By RIA Novosti
Moscow : Russia will supply 50,000 tonnes of fuel oil to North Korea Jan 20-21 in line with the six-nation deal to resolve the country’s nuclear problem, Russia’s deputy foreign minister has said.
“I think we will complete the delivery on Jan 20-21,” Alexander Losyukov said after talks in Moscow with the US Assistant Secretary of State Christopher Hill, who arrived in Moscow for consultations with Russia, one of the countries involved in the talks on Pyongyang’s denuclearisation.
Amid concerns over the reclusive communist state’s failure to meet the deadline to disclose all its nuclear activities, Hill said the next round of six-party talks on North Korea’s nuclear programme could take place this month.

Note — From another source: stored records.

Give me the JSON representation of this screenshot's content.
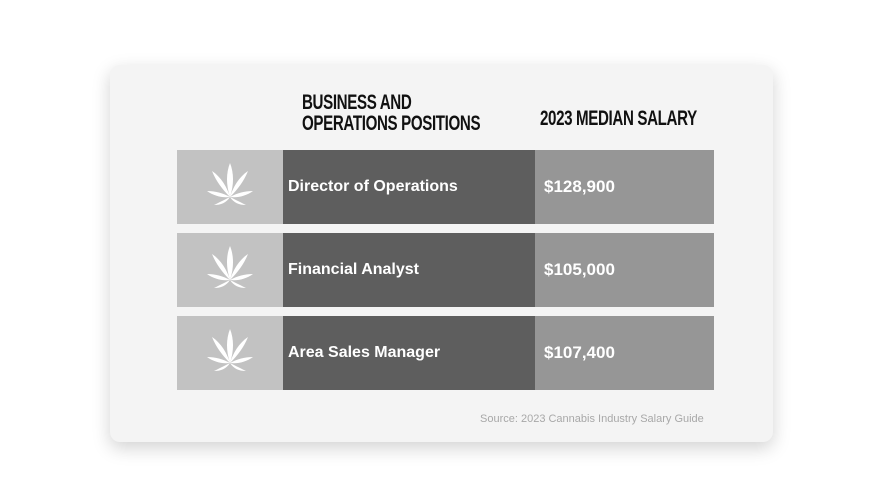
{
  "headers": {
    "positions_line1": "BUSINESS AND",
    "positions_line2": "OPERATIONS POSITIONS",
    "salary": "2023 MEDIAN SALARY"
  },
  "rows": [
    {
      "icon": "cannabis-leaf-icon",
      "position": "Director of Operations",
      "salary": "$128,900"
    },
    {
      "icon": "cannabis-leaf-icon",
      "position": "Financial Analyst",
      "salary": "$105,000"
    },
    {
      "icon": "cannabis-leaf-icon",
      "position": "Area Sales Manager",
      "salary": "$107,400"
    }
  ],
  "source": "Source: 2023 Cannabis Industry Salary Guide",
  "colors": {
    "icon_cell": "#c2c2c2",
    "name_cell": "#5e5e5e",
    "salary_cell": "#969696"
  }
}
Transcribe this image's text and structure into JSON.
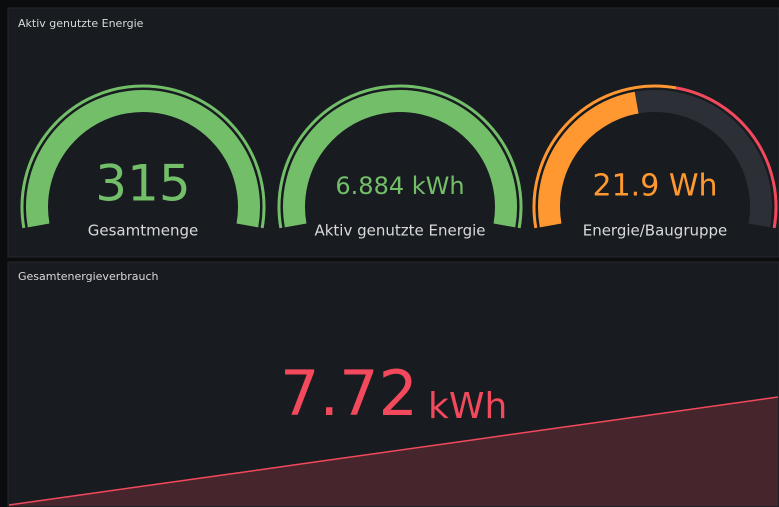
{
  "panels": [
    {
      "title": "Aktiv genutzte Energie",
      "gauges": [
        {
          "value": "315",
          "label": "Gesamtmenge",
          "color": "#73bf69",
          "fill_percent": 100,
          "value_size": 50,
          "thresholds": [
            {
              "from_percent": 0,
              "color": "#73bf69"
            }
          ]
        },
        {
          "value": "6.884 kWh",
          "label": "Aktiv genutzte Energie",
          "color": "#73bf69",
          "fill_percent": 100,
          "value_size": 24,
          "thresholds": [
            {
              "from_percent": 0,
              "color": "#73bf69"
            }
          ]
        },
        {
          "value": "21.9 Wh",
          "label": "Energie/Baugruppe",
          "color": "#ff9830",
          "fill_percent": 45,
          "value_size": 30,
          "thresholds": [
            {
              "from_percent": 0,
              "color": "#ff9830"
            },
            {
              "from_percent": 55,
              "color": "#f2495c"
            }
          ]
        }
      ]
    },
    {
      "title": "Gesamtenergieverbrauch",
      "stat": {
        "value": "7.72",
        "unit": "kWh",
        "color": "#f2495c",
        "sparkline": [
          0,
          20,
          40,
          60,
          80,
          100
        ]
      }
    }
  ]
}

Under a February 2006 deal made between the two Koreas, China, the US, Russia and Japan, Pyongyang had to decommission all of its nuclear facilities in Yongbyon and submit a complete list of its nuclear programmes by the end of 2007.
North Korea was promised economic and diplomatic incentives in return for the measures. Fuel aid shipments under the deal were delivered by South Korea and China last year.
Losyukov said: “North Korea cannot use this (the Russian fuel oil) as an excuse to drag its feet on denuclearisation process any longer.”
Russia has also offered North Korea a number of energy deals and the possibility of writing off part of Pyongyang’s Soviet-era debt if it continues to fulfil its commitment to complete nuclear disarmament.